Het CLCG en de afdeling Duits zullen zijn wetenschappelijke productiviteit missen: Ein wissenschaftlicher Wasserfall! Tien monografiën, dertig geredigeerde boeken, 249 artikelen en 168 recensies en vakpublicaties. Niemand binnen de huidige taalkundige staf kan dit niveau benaderen, en Werner bleef soms productief ondanks zeer pijnlijke ontwikkelingen: zijn intellectuele toewijding staat buiten kijf. De tendens in zijn wetenschappelijke productiviteit is trouwens nog steeds stijgend.

Zijn enorme wetenschappelijke breedte en indrukwekkende Schreibwut verklaren maar ten dele zijn belang voor de wetenschap en voor Groningen. Werner reist veel en is zeer vaak bij wetenschappelijke conferenties aan te treffen. Eigen kosten heeft hij hierbij nooit geschuwd. Zijn voordrachten worden gekenmerkt door een aanstekend enthousiasme, en hij wordt steeds weer in nieuwe gesprekken met collega's van de hele wereld betrokken. Hij praatte en correspondeerde met honderden vakcollega's over de hele wereld.
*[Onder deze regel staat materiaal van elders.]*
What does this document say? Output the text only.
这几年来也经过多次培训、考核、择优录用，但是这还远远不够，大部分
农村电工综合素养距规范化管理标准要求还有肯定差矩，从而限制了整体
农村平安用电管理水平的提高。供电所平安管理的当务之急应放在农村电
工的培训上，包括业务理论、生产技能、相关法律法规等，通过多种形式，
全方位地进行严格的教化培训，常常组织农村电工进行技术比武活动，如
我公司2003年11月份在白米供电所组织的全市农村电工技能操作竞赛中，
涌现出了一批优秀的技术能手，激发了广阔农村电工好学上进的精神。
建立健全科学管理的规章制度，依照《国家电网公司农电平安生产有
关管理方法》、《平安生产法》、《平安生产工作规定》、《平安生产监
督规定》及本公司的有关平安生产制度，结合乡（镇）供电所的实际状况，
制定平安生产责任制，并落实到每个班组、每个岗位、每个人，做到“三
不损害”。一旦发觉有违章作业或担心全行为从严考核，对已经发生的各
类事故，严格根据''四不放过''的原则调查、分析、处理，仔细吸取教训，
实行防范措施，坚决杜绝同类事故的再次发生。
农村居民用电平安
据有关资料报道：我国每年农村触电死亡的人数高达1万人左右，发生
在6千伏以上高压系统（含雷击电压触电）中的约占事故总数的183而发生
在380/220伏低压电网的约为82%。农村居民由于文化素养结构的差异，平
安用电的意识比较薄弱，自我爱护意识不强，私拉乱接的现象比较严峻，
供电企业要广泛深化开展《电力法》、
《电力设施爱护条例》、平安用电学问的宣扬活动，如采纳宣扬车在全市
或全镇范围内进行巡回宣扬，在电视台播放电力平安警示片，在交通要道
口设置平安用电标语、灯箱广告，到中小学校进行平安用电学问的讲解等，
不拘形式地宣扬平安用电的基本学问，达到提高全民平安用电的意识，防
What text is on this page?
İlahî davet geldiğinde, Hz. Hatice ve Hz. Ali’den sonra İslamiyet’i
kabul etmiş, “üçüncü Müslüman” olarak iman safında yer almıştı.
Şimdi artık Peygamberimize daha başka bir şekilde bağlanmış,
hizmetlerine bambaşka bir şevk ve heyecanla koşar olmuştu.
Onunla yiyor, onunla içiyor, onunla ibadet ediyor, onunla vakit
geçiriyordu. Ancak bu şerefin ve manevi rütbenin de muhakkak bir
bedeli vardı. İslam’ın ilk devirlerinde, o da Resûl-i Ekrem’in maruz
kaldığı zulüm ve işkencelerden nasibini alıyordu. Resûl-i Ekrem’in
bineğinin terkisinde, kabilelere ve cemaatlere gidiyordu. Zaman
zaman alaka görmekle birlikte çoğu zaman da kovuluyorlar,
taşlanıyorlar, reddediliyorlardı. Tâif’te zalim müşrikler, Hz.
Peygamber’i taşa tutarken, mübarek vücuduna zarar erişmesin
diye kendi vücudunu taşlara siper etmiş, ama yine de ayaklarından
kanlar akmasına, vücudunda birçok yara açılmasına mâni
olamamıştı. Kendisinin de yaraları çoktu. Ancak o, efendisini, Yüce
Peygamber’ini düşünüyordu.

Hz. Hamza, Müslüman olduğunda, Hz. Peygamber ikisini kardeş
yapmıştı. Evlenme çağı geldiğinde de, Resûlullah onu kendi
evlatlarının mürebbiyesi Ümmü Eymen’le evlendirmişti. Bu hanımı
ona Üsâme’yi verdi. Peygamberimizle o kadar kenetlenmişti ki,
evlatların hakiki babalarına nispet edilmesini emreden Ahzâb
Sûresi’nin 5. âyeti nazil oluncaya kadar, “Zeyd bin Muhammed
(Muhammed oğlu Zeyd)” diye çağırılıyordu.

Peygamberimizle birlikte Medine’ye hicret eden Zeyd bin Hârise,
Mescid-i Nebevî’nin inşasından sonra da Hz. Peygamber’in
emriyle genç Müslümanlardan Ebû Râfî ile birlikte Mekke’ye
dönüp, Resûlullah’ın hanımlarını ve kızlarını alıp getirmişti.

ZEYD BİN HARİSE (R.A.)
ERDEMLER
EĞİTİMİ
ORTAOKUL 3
Zijn veelzijdigheid is ook soms een sleutel voor zijn belangrijkste werken, die eclectisch inzichten uit verschillende theoretische richtingen en linguïstische subgebieden trachtten te combineren. Zijn toehoorders krijgen steeds het gevoel dat ze meedoen in een opwindende verkenningstocht in de taalkunde.

Ik wil graag een persoonlijk woord hieraan toevoegen: Werner, je hoort bij die mensen waarmee men zich uitstekend kan twisten. Men zou hier "discussieren" in plaats van "twisten" kunnen zeggen, maar de energie waarmee je discussies voert, en de passie die je hierbij ontwikkelt, leidt vaak ertoe, dat we met elkaar twisten, waarbij we alle trucs van debat en alle retorische wapens ook snel ter hand nemen. Dit hoort voor mij bij jouw stijl. Waarheidvinding door vrije concurrentie van ideeën; nietsontziende, strijdvaardige kritiek; en hartstochtelijke verdediging. Hiertoe komt dat je een soort "civielcourage" belangrijk vindt, nl. dat je ook geen blad voor de mond neemt, en hier praat ik niet alleen over de wetenschap. Als de faculteit te uitsluitend onderwijs in plaats van onderzoek beklemtoonde, of als een curriculum te weinig plaats liet voor diepergaand studie, was jij snel met manende woorden en vaak kleurrijke karakteriseringen. Niet iedereen zal je uit deze reden missen, maar ik wel.